Cookies and Iframes

Photo by Clem Onojeghuo on Unsplash

It’s been a while since the last time you had the pleasure of having your application consumed from an Iframe. But some legacy application “needs” to do exactly that. You test the “integration” and it doesn’t work. The cookies for the requests made by the Iframe don’t make its way to the server.

Sounds Familiar? It happened to me some time ago and it took some digging around to understand and diagnose the problem. This kind of scenario used to work without problems but now, with modern browsers, you need to do a couple of things to make your iframed stuff work properly.

Solution

When I bump into this kind of problem I usually appreciate finding a post that offers a solution as fast as possible so here it goes:

Set-Cookie: session=your_session; SameSite=None; Secure 

You need to set your cookie with the attributeSameSite=None and also including the attribute Secure.

In Spring Boot

Understanding the problem

Now, with the problem already solved, we can use a couple of minutes to understand what we have just done.

First-party and Third-party cookies

Cookies that match the domain of the current site are referred to as first-party cookies. Cookies from domains other than the current site are referred to as third-party cookies.

For a long time, both kinds of cookies were treated equally: every time you request an URL all the cookies for that URL were sent with the request. There are a variety of problems associated with this behavior:

• Allows Cross-site request forgery (CSRF) attacks.
• Adds overhead to the request, sending potentially unneeded stuff.
• Can be used to track user activity across multiple sites.
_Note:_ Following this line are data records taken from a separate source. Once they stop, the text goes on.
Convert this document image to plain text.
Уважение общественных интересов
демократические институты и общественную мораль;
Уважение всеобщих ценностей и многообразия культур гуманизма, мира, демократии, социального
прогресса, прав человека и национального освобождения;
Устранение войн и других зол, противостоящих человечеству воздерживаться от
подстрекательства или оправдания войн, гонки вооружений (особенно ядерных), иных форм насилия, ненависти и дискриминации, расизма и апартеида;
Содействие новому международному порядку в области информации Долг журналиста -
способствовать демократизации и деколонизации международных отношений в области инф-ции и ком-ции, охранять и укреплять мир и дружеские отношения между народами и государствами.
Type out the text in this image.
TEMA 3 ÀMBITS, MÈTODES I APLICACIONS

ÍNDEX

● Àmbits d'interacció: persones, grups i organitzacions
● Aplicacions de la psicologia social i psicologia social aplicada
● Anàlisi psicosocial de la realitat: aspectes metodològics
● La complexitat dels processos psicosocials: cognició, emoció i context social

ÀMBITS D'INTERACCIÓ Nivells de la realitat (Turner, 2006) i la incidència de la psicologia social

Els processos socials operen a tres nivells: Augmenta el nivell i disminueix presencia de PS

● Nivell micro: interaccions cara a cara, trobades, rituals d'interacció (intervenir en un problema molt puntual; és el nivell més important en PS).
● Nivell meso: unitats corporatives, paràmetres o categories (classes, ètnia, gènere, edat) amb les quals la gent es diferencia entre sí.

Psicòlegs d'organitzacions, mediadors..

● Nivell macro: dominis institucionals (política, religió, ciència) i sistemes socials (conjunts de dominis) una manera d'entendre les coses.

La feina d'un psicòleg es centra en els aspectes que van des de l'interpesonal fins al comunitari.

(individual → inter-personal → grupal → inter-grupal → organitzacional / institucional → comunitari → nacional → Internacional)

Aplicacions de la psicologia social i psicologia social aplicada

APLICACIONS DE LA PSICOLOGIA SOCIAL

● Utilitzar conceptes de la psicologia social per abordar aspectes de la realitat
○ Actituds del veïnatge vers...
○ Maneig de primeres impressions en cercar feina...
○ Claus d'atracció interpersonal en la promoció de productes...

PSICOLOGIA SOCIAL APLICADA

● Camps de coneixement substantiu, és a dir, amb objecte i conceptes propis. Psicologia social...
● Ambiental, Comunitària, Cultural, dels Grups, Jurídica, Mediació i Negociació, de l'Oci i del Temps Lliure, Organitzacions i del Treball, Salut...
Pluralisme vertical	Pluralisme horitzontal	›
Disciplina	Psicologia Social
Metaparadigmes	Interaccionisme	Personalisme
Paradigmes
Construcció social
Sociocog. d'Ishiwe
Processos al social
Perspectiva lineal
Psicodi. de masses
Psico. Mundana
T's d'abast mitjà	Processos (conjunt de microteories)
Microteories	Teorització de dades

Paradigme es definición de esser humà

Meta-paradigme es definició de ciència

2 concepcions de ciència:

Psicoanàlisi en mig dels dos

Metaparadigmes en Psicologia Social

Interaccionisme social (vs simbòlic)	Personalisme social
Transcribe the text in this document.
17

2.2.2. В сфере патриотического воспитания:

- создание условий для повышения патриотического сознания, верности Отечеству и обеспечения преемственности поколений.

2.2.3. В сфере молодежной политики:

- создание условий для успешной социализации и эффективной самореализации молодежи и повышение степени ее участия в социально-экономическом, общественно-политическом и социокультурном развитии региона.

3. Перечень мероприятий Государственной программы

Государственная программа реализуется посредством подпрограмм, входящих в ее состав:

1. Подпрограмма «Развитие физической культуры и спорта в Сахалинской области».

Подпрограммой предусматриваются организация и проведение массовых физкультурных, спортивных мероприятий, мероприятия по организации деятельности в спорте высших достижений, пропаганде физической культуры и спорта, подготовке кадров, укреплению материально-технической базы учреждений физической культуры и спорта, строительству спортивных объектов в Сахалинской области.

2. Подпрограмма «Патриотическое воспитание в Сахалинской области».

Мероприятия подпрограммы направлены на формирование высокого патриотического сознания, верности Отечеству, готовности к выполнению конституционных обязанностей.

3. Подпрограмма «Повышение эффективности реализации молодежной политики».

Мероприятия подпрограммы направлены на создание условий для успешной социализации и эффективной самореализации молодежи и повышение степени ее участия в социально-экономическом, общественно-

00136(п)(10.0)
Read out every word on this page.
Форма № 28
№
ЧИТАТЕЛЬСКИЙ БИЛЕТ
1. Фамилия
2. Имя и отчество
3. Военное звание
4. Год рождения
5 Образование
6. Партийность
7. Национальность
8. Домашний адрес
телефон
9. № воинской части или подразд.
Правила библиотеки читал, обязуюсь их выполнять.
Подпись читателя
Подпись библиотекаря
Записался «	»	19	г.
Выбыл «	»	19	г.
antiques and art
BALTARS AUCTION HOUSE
State cookie usage with the SameSite attribute

RFC6265bis defines a new attribute for cookies: SameSite. This attribute allows you to declare if your cookie should be restricted to a first-party or same-site context. Possible values:

• None: cookies will be sent also in third-party contexts.
• Strict: cookies will only be sent in a first-party context (when the domain in the browser’s URL bar matches your cookie domain).
• Lax: cookies will be sent in a first-party context and also sent along with top-level navigations. With the Strict policy, cookies are not sent when you navigate to top-level URLs. An example of the scenarios solved by theLax value, extracted from RFC6265bis:

Consider the scenario in which a user reads their email at MegaCorp
Inc’s webmail provider “https://example.com/". They might expect
that clicking on an emailed link to “https://projects.com/secret/
project” would show them the secret project that they’re authorized
to see, but if “projects.com” has marked their session cookies as
“SameSite=Strict”, then this cross-site navigation won’t send them along
with the request. “projects.com” will render a 404 error to avoid
leaking secret information, and the user will be quite confused.

Defaults change

When your cookies don’t set SameSite your browser has to guess your intentions. Browsers used to default to None when the attribute wasn’t set but this behavior is changing.

The IETF proposal, Incrementally Better Cookies proposes two important changes:

• Cookies without a SameSite attribute will be treated as SameSite=Lax.
• Cookies with SameSite=None must also specify Secure, meaning they require a secure context.

Chrome implements this default behavior as of version 84 and other browsers are following in the near future.

Secure cookies

We have just reached the second part of the solution: the Secure attribute.

This attribute can be set by the application server when sending a new cookie to the user within an HTTP Response. The purpose of the secure flag is to prevent cookies from being observed by unauthorized parties due to the transmission of a cookie in clear text.

Browsers that support the secure flag will only send cookies with the secure flag when the request is going to an HTTPS page.

So, in addition to SameSite=None and Secure, the URLs used inside the Iframe must be secure URLs starting with https.

Wrapping up

In this story, we have followed a problem-solution angle but we can extract more general rules on when to use Strict, Lax or Noneas values for SameSite:

• Lax: the choice for cookies that are always needed in order to correctly display the site. As we saw earlier, you should use this value for any cookie needed when the user arrives at a top-level URL following a link from another site.
• Strict : useful for cookies related do actions taken by the user and not affecting the display of the site.
• None: the choice when we need cookies available to all our application’s URLs (top-level or not) in third-party contexts. Example: Youtube’s login cookies are set with this attribute in order to be sent whenever you see a video embedded in any website different than youtube itself.

In the case of the Secure flag, it should be set for all your cookies. In 2020 you should be forcing https for all your clients so having all cookies as Secure should not be a problem.